Atka, CMZoo’s 3-year-old male moose, arrived at Rocky Mountain Wild in July 2020 after being orphaned in the wild. He was only 8 weeks old when he came to CMZoo, so he was bottle fed by his keeper team. Although CMZoo had cared for moose before, he was CMZoo’s first nursing moose calf. Teams relied on the Association of Zoos and Aquariums network of expert knowledge and ever-evolving animal care science to create a formula and feeding schedule for the little guy.

“Currently, Atka’s diet consists of grain, some rye crackers for training, occasional algae from his pond, and a whole lot of browse, otherwise known as tree branches,” said Erika Furnes, animal keeper in Rocky Mountain Wild. “We’re one of the few zoos that is set up to care for moose, because we have a cooler climate, space to roam and swim, and a lot of native roughage.”

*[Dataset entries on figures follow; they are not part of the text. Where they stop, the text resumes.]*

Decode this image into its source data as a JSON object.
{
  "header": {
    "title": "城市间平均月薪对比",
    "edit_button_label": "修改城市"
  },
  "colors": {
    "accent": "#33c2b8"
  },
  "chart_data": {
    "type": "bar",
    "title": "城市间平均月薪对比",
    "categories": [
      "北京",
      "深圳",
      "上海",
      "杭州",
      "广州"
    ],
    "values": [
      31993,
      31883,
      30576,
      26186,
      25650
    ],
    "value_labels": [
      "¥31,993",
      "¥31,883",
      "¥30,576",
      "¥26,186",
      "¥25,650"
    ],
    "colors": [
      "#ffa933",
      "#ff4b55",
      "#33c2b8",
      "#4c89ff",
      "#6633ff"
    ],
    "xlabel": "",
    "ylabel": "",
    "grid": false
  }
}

Atka’s team monitors his weight and body condition regularly, especially as he continues to grow. In the wild, moose snack on tree branches, bark, shrubs and aquatic vegetation. In human care, animal care teams provide items that species would eat in the wild and supplement with more readily available items, like grain. Moose are one of the few animals that eat pine needles, so guests will also see Atka snacking on the several pine trees in his habitat during the winter months.

CMZoo has a dedicated team of people who supply hundreds of pounds of browse daily for the various animals who need it. Browse, which includes tree logs, branches and leaves, is nutritious for many species. It’s also enriching for them to ‘work’ for their meals, by moving branches, stripping bark and chewing leaves.

Whether you’re gathering around a big bowl of leafy greens or snuggling up with a cup of hot cocoa, we encourage you to enjoy the holiday festivities in moderation – just like the animals at CMZoo!